♪ Bedon Bedondaine ♪

  

Je suis né en septembre 1951. Une vraie bénédiction, ont déclaré mes parents au docteur avant de lui demander de me circoncire pour remercier Dieu d’avoir mis fin à leur souffrance d’enfant. Car, voyez-vous, mes parents m’ont longtemps espéré. Certes, pas aussi longtemps qu’Abraham et Sarah – mes parents étaient tous deux dans la vingtaine quand je suis né -, mais quand même. Après cinq ans de mariage, les entrailles de ma mère n’avaient encore produit aucun fruit. Or, à cette époque que les moins de vingt ans ne peuvent pas connaître, le succès du couple, et ipso facto son bonheur, dépendait directement de la taille de sa progéniture. Papa était le septième de neuf enfants, et maman, la deuxième d’une smala égale aux jumelles Dionne qui, je le rappelle, étaient au nombre de cinq. Donc, les deux étaient issus de familles canadiennes-françaises particulièrement heureuses, pour ne pas dire réussies.

Aussi, le temps des Fêtes était un véritable supplice pour mes parents. L’un après l’autre, les frères et les sœurs venaient leur présenter le p’tit dernier. L’un après l’autre, ils demandaient à mes parents si « dans leur cas, c’était pour bientôt ? » À chaque fois, mon père répondait en pointant le plafond de son index droit que cela dépendait du petit Jésus. Pour sa part, ma mère prenait un air piteux, quasiment coupable. Je ne sais pas ce qu’elle aurait donné dans ces moments-là pour pouvoir exhiber un ventre rebondi, promesse d’un enfantement prochain.

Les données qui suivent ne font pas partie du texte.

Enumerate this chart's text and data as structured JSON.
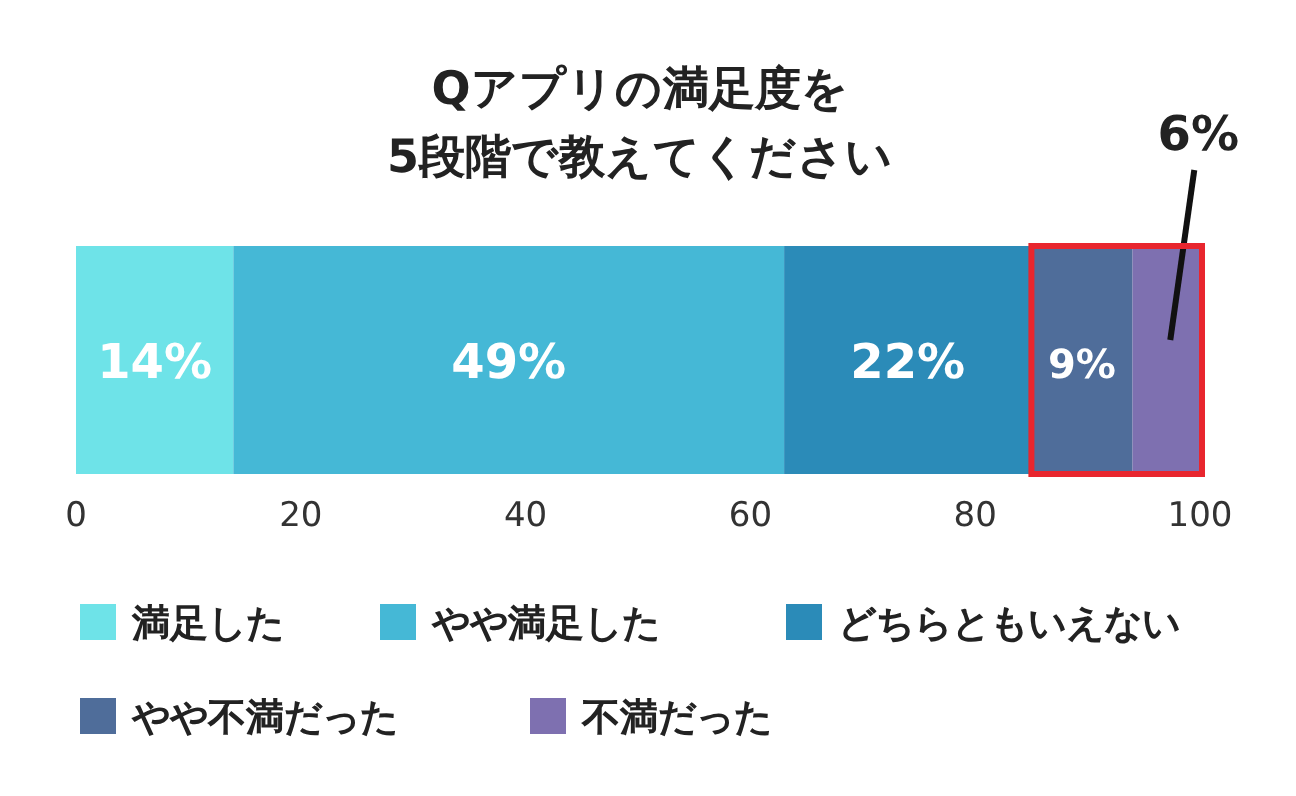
{
  "chart_data": {
    "type": "bar",
    "title": "Qアプリの満足度を\n5段階で教えてください",
    "orientation": "horizontal",
    "stacked": true,
    "categories": [
      null
    ],
    "series": [
      {
        "name": "満足した",
        "color": "#6ee3e8",
        "values": [
          14
        ],
        "value_labels": [
          "14%"
        ]
      },
      {
        "name": "やや満足した",
        "color": "#45b8d6",
        "values": [
          49
        ],
        "value_labels": [
          "49%"
        ]
      },
      {
        "name": "どちらともいえない",
        "color": "#2b8bb8",
        "values": [
          22
        ],
        "value_labels": [
          "22%"
        ]
      },
      {
        "name": "やや不満だった",
        "color": "#4f6d9a",
        "values": [
          9
        ],
        "value_labels": [
          "9%"
        ]
      },
      {
        "name": "不満だった",
        "color": "#7e70b0",
        "values": [
          6
        ],
        "value_labels": [
          "6%"
        ]
      }
    ],
    "xlim": [
      0,
      100
    ],
    "xticks": [
      0,
      20,
      40,
      60,
      80,
      100
    ],
    "tick_labels": "x",
    "legend": "bottom",
    "grid": false
  }
}
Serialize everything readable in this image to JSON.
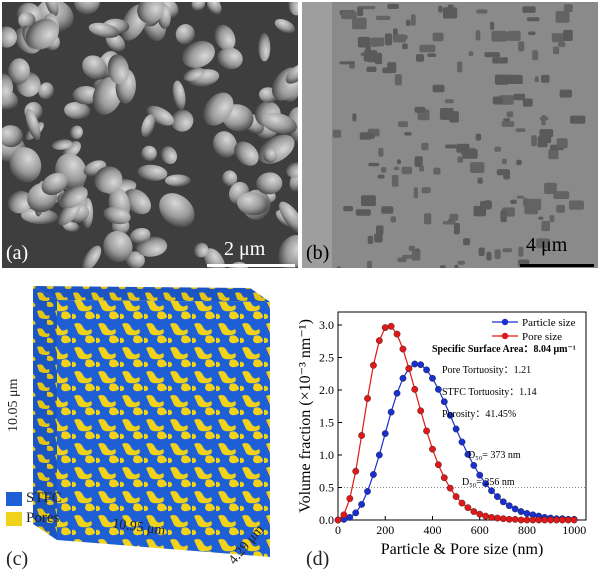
{
  "panels": {
    "a": {
      "letter": "(a)",
      "scale_label": "2 μm"
    },
    "b": {
      "letter": "(b)",
      "scale_label": "4 μm"
    },
    "c": {
      "letter": "(c)",
      "dims": {
        "height": "10.05 μm",
        "width": "10.95 μm",
        "depth": "4.29 μm"
      },
      "legend": [
        {
          "label": "STFC",
          "color": "#1f5fd6"
        },
        {
          "label": "Pores",
          "color": "#f0d21a"
        }
      ]
    },
    "d": {
      "letter": "(d)"
    }
  },
  "chart_data": {
    "type": "line",
    "xlabel": "Particle & Pore size (nm)",
    "ylabel": "Volume fraction (×10⁻³ nm⁻¹)",
    "xlim": [
      0,
      1050
    ],
    "ylim": [
      0,
      3.2
    ],
    "xticks": [
      0,
      200,
      400,
      600,
      800,
      1000
    ],
    "yticks": [
      0.0,
      0.5,
      1.0,
      1.5,
      2.0,
      2.5,
      3.0
    ],
    "legend_position": "top-right",
    "series": [
      {
        "name": "Particle size",
        "color": "#1a2fd0",
        "x": [
          0,
          25,
          50,
          75,
          100,
          125,
          150,
          175,
          200,
          225,
          250,
          275,
          300,
          325,
          350,
          375,
          400,
          425,
          450,
          475,
          500,
          525,
          550,
          575,
          600,
          625,
          650,
          675,
          700,
          725,
          750,
          775,
          800,
          825,
          850,
          875,
          900,
          925,
          950,
          975,
          1000
        ],
        "y": [
          0.0,
          0.01,
          0.04,
          0.11,
          0.24,
          0.44,
          0.7,
          1.0,
          1.33,
          1.66,
          1.95,
          2.18,
          2.33,
          2.4,
          2.39,
          2.31,
          2.18,
          2.01,
          1.82,
          1.61,
          1.4,
          1.2,
          1.01,
          0.84,
          0.69,
          0.56,
          0.45,
          0.36,
          0.28,
          0.22,
          0.17,
          0.13,
          0.1,
          0.08,
          0.06,
          0.04,
          0.03,
          0.02,
          0.02,
          0.01,
          0.01
        ]
      },
      {
        "name": "Pore size",
        "color": "#e01818",
        "x": [
          0,
          25,
          50,
          75,
          100,
          125,
          150,
          175,
          200,
          225,
          250,
          275,
          300,
          325,
          350,
          375,
          400,
          425,
          450,
          475,
          500,
          525,
          550,
          575,
          600,
          625,
          650,
          675,
          700,
          725,
          750,
          775,
          800,
          825,
          850,
          875,
          900,
          925,
          950,
          975,
          1000
        ],
        "y": [
          0.0,
          0.08,
          0.33,
          0.75,
          1.3,
          1.87,
          2.38,
          2.76,
          2.96,
          2.98,
          2.86,
          2.63,
          2.33,
          2.01,
          1.68,
          1.37,
          1.09,
          0.85,
          0.65,
          0.49,
          0.36,
          0.26,
          0.19,
          0.13,
          0.09,
          0.06,
          0.04,
          0.03,
          0.02,
          0.01,
          0.01,
          0.0,
          0.0,
          0.0,
          0.0,
          0.0,
          0.0,
          0.0,
          0.0,
          0.0,
          0.0
        ]
      }
    ],
    "annotations": [
      {
        "text": "Specific Surface Area：8.04 μm⁻¹",
        "bold": true
      },
      {
        "text": "Pore Tortuosity：1.21"
      },
      {
        "text": "STFC Tortuosity：1.14"
      },
      {
        "text": "Porosity：41.45%"
      },
      {
        "text": "D₅₀= 373 nm"
      },
      {
        "text": "D₅₀= 256 nm"
      }
    ],
    "reference_lines": [
      {
        "y": 0.5,
        "style": "dotted",
        "color": "#888888"
      }
    ]
  }
}
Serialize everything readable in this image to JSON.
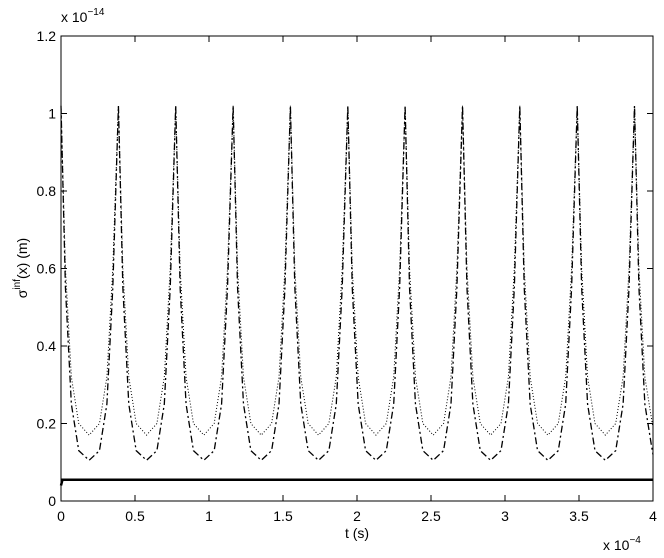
{
  "chart_data": {
    "type": "line",
    "xlabel": "t (s)",
    "ylabel": {
      "base": "σ",
      "sup": "inf",
      "rest": "(x) (m)"
    },
    "x_multiplier": {
      "base": "x 10",
      "exponent": "−4"
    },
    "y_multiplier": {
      "base": "x 10",
      "exponent": "−14"
    },
    "xlim": [
      0,
      4
    ],
    "ylim": [
      0,
      1.2
    ],
    "xticks": [
      0,
      0.5,
      1,
      1.5,
      2,
      2.5,
      3,
      3.5,
      4
    ],
    "yticks": [
      0,
      0.2,
      0.4,
      0.6,
      0.8,
      1,
      1.2
    ],
    "grid": false,
    "x": [
      0,
      0.03,
      0.07,
      0.12,
      0.19,
      0.26,
      0.31,
      0.35,
      0.388,
      0.418,
      0.458,
      0.508,
      0.578,
      0.648,
      0.698,
      0.738,
      0.775,
      0.805,
      0.845,
      0.895,
      0.965,
      1.035,
      1.085,
      1.125,
      1.163,
      1.193,
      1.233,
      1.283,
      1.353,
      1.423,
      1.473,
      1.513,
      1.55,
      1.58,
      1.62,
      1.67,
      1.74,
      1.81,
      1.86,
      1.9,
      1.938,
      1.968,
      2.008,
      2.058,
      2.128,
      2.198,
      2.248,
      2.288,
      2.325,
      2.355,
      2.395,
      2.445,
      2.515,
      2.585,
      2.635,
      2.675,
      2.713,
      2.743,
      2.783,
      2.833,
      2.903,
      2.973,
      3.023,
      3.063,
      3.1,
      3.13,
      3.17,
      3.22,
      3.29,
      3.36,
      3.41,
      3.45,
      3.488,
      3.518,
      3.558,
      3.608,
      3.678,
      3.748,
      3.798,
      3.838,
      3.875,
      3.905,
      3.945,
      3.995,
      4
    ],
    "series": [
      {
        "color": "#000000",
        "linestyle": "-.",
        "values": [
          1.02,
          0.55,
          0.25,
          0.13,
          0.105,
          0.13,
          0.25,
          0.55,
          1.02,
          0.55,
          0.25,
          0.13,
          0.105,
          0.13,
          0.25,
          0.55,
          1.02,
          0.55,
          0.25,
          0.13,
          0.105,
          0.13,
          0.25,
          0.55,
          1.02,
          0.55,
          0.25,
          0.13,
          0.105,
          0.13,
          0.25,
          0.55,
          1.02,
          0.55,
          0.25,
          0.13,
          0.105,
          0.13,
          0.25,
          0.55,
          1.02,
          0.55,
          0.25,
          0.13,
          0.105,
          0.13,
          0.25,
          0.55,
          1.02,
          0.55,
          0.25,
          0.13,
          0.105,
          0.13,
          0.25,
          0.55,
          1.02,
          0.55,
          0.25,
          0.13,
          0.105,
          0.13,
          0.25,
          0.55,
          1.02,
          0.55,
          0.25,
          0.13,
          0.105,
          0.13,
          0.25,
          0.55,
          1.02,
          0.55,
          0.25,
          0.13,
          0.105,
          0.13,
          0.25,
          0.55,
          1.02,
          0.55,
          0.25,
          0.13,
          0.12
        ]
      },
      {
        "color": "#000000",
        "linestyle": ":",
        "values": [
          1.02,
          0.6,
          0.32,
          0.2,
          0.17,
          0.2,
          0.32,
          0.6,
          1.02,
          0.6,
          0.32,
          0.2,
          0.17,
          0.2,
          0.32,
          0.6,
          1.02,
          0.6,
          0.32,
          0.2,
          0.17,
          0.2,
          0.32,
          0.6,
          1.02,
          0.6,
          0.32,
          0.2,
          0.17,
          0.2,
          0.32,
          0.6,
          1.02,
          0.6,
          0.32,
          0.2,
          0.17,
          0.2,
          0.32,
          0.6,
          1.02,
          0.6,
          0.32,
          0.2,
          0.17,
          0.2,
          0.32,
          0.6,
          1.02,
          0.6,
          0.32,
          0.2,
          0.17,
          0.2,
          0.32,
          0.6,
          1.02,
          0.6,
          0.32,
          0.2,
          0.17,
          0.2,
          0.32,
          0.6,
          1.02,
          0.6,
          0.32,
          0.2,
          0.17,
          0.2,
          0.32,
          0.6,
          1.02,
          0.6,
          0.32,
          0.2,
          0.17,
          0.2,
          0.32,
          0.6,
          1.02,
          0.6,
          0.32,
          0.2,
          0.19
        ]
      },
      {
        "color": "#000000",
        "linestyle": "-",
        "x": [
          0,
          0.01,
          4
        ],
        "values": [
          0.04,
          0.055,
          0.055
        ]
      }
    ]
  }
}
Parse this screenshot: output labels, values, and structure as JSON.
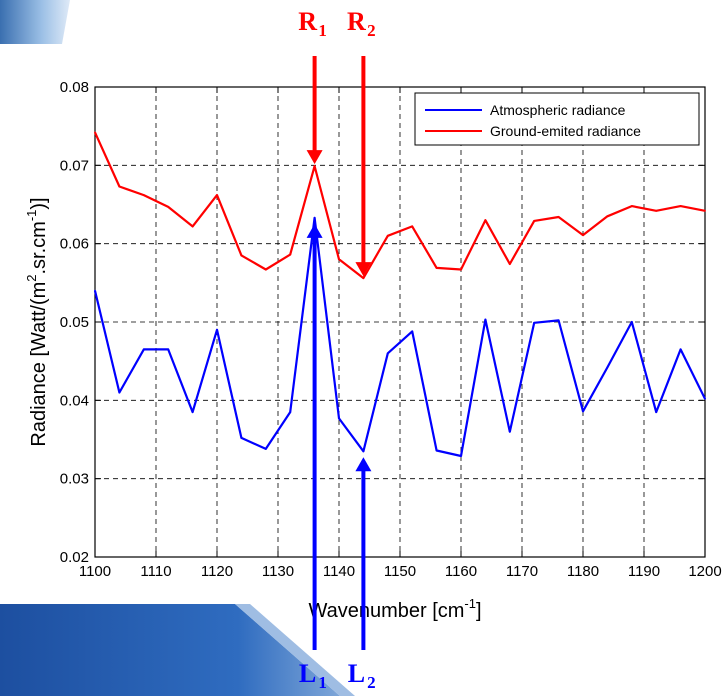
{
  "chart_data": {
    "type": "line",
    "xlabel": "Wavenumber [cm",
    "xlabel_sup": "-1",
    "xlabel_end": "]",
    "ylabel": "Radiance [Watt/(m",
    "ylabel_sup1": "2",
    "ylabel_mid": ".sr.cm",
    "ylabel_sup2": "-1",
    "ylabel_end": ")]",
    "xlim": [
      1100,
      1200
    ],
    "ylim": [
      0.02,
      0.08
    ],
    "xticks": [
      "1100",
      "1110",
      "1120",
      "1130",
      "1140",
      "1150",
      "1160",
      "1170",
      "1180",
      "1190",
      "1200"
    ],
    "yticks": [
      "0.02",
      "0.03",
      "0.04",
      "0.05",
      "0.06",
      "0.07",
      "0.08"
    ],
    "grid": true,
    "legend_position": "top-right",
    "x": [
      1100,
      1104,
      1108,
      1112,
      1116,
      1120,
      1124,
      1128,
      1132,
      1136,
      1140,
      1144,
      1148,
      1152,
      1156,
      1160,
      1164,
      1168,
      1172,
      1176,
      1180,
      1184,
      1188,
      1192,
      1196,
      1200
    ],
    "series": [
      {
        "name": "Atmospheric radiance",
        "color": "#0000ff",
        "values": [
          0.054,
          0.041,
          0.0465,
          0.0465,
          0.0385,
          0.049,
          0.0352,
          0.0338,
          0.0385,
          0.0633,
          0.0377,
          0.0335,
          0.046,
          0.0488,
          0.0336,
          0.0329,
          0.0503,
          0.036,
          0.0499,
          0.0502,
          0.0386,
          0.0442,
          0.05,
          0.0385,
          0.0465,
          0.0402
        ]
      },
      {
        "name": "Ground-emited radiance",
        "color": "#ff0000",
        "values": [
          0.0742,
          0.0673,
          0.0662,
          0.0647,
          0.0622,
          0.0662,
          0.0585,
          0.0567,
          0.0586,
          0.0699,
          0.058,
          0.0556,
          0.061,
          0.0622,
          0.0569,
          0.0567,
          0.063,
          0.0574,
          0.0629,
          0.0634,
          0.0611,
          0.0635,
          0.0648,
          0.0642,
          0.0648,
          0.0642
        ]
      }
    ],
    "annotations": [
      {
        "label": "R",
        "sub": "1",
        "x": 1136,
        "color": "#ff0000",
        "direction": "down"
      },
      {
        "label": "R",
        "sub": "2",
        "x": 1144,
        "color": "#ff0000",
        "direction": "down"
      },
      {
        "label": "L",
        "sub": "1",
        "x": 1136,
        "color": "#0000ff",
        "direction": "up"
      },
      {
        "label": "L",
        "sub": "2",
        "x": 1144,
        "color": "#0000ff",
        "direction": "up"
      }
    ]
  }
}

À un moment donné, le problème de mes parents est devenu celui de la paroisse. Faut dire qu’à cette époque, le rôle premier du clergé était de veiller au salut de ses ouailles et non de collecter de l’argent pour la réfection de l’église. Toujours est-il qu’un beau matin, un ecclésiastique s’est présenté chez mes parents. Pas un simple vicaire ou un petit célébrant de messes basses. Non madame! monsieur le curé en personne! Il s’est assuré que mes parents remplissaient bien leur devoir conjugal et a remis à chacun un scapulaire de la bonne Sainte-Anne à porter en tout temps, surtout au lit! Avant de quitter, il a sorti des cartes de prière de sa poche et enjoint mes parents de prier sainte Colette de Corbie, patronne des couples en souffrance d’enfant (sic!), ainsi que saint Nicolas de Bari, réputé pour guérir les couples infertiles. Mes parents obéirent religieusement à monsieur le curé : pendant des mois, ils scapulèrent vingt-quatre heures sur vingt-quatre et prièrent ses saints matin et soir. Sans succès !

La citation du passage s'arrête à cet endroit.